Farnesoid X receptor (FXR) is a nuclear receptor, which functions as a bile acid sensor controlling bile acid homeostasis. We investigated the role of FXR in regulating bone metabolism. We identified the expression of FXR in calvaria and bone marrow cells, which gradually increased during osteoblastic differentiation in vitro. In male mice, deletion of FXR (FXR−/−) in vivo resulted in a significant reduction in bone mineral density by 4.3∼6.6% in mice 8 to 20 weeks of age compared with FXR+/+ mice. Histological analysis of the lumbar spine showed that FXR deficiency reduced the bone formation rate as well as the trabecular bone volume and thickness. Moreover, TRACP staining of the femurs revealed that both the osteoclast number and osteoclast surface were significantly increased in FXR−/− mice compared with FXR+/+ mice. At the cellular level, induction of alkaline phosphatase (ALP) activities was blunted in primary calvarial cells in FXR−/− mice compared with FXR+/+ mice in concert with a significant reduction in Col1a1, ALP, and Runx2 gene expressions. Cultures of bone marrow derived macrophages from FXR−/− mice exhibited an increased number of osteoclast formations and protein expression of NFATc1. In female FXR−/− mice, although BMD was not significantly different from that in FXR+/+ mice, bone loss was accelerated after an ovariectomy compared with FXR+/+ mice.
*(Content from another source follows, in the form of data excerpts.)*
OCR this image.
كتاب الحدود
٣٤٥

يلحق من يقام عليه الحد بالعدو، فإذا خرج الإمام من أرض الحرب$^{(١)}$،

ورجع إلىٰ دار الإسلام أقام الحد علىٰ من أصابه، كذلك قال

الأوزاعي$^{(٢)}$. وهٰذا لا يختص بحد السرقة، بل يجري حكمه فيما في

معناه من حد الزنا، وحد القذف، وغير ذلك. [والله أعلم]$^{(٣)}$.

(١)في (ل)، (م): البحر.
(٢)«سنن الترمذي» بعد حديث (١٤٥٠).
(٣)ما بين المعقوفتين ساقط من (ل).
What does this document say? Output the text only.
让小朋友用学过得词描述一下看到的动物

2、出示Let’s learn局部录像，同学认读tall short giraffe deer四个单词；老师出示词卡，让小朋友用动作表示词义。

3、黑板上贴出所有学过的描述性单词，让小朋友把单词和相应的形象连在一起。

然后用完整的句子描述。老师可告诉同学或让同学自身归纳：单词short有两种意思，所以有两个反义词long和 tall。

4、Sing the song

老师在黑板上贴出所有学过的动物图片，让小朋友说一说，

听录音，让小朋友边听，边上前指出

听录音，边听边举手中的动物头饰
In vitro, activation of FXR by bile acids (CDCA or 6-ECDCA) or FXR agonists (GW4064 or Fexaramine) significantly enhanced osteoblastic differentiation through the upregulation of Runx2 and enhanced ERK and β-catenin signaling. FXR agonists also suppressed osteoclast differentiation from bone marrow macrophages. Finally, administration of a farnesol diet (1%) marginally prevented OVX-induced bone loss and enhanced bone mass gain in growing C57BL/6J mice. Taken together, these results suggest that FXR positively regulates bone metabolism through both arms of the bone remodeling pathways, i.e. bone formation and resorption.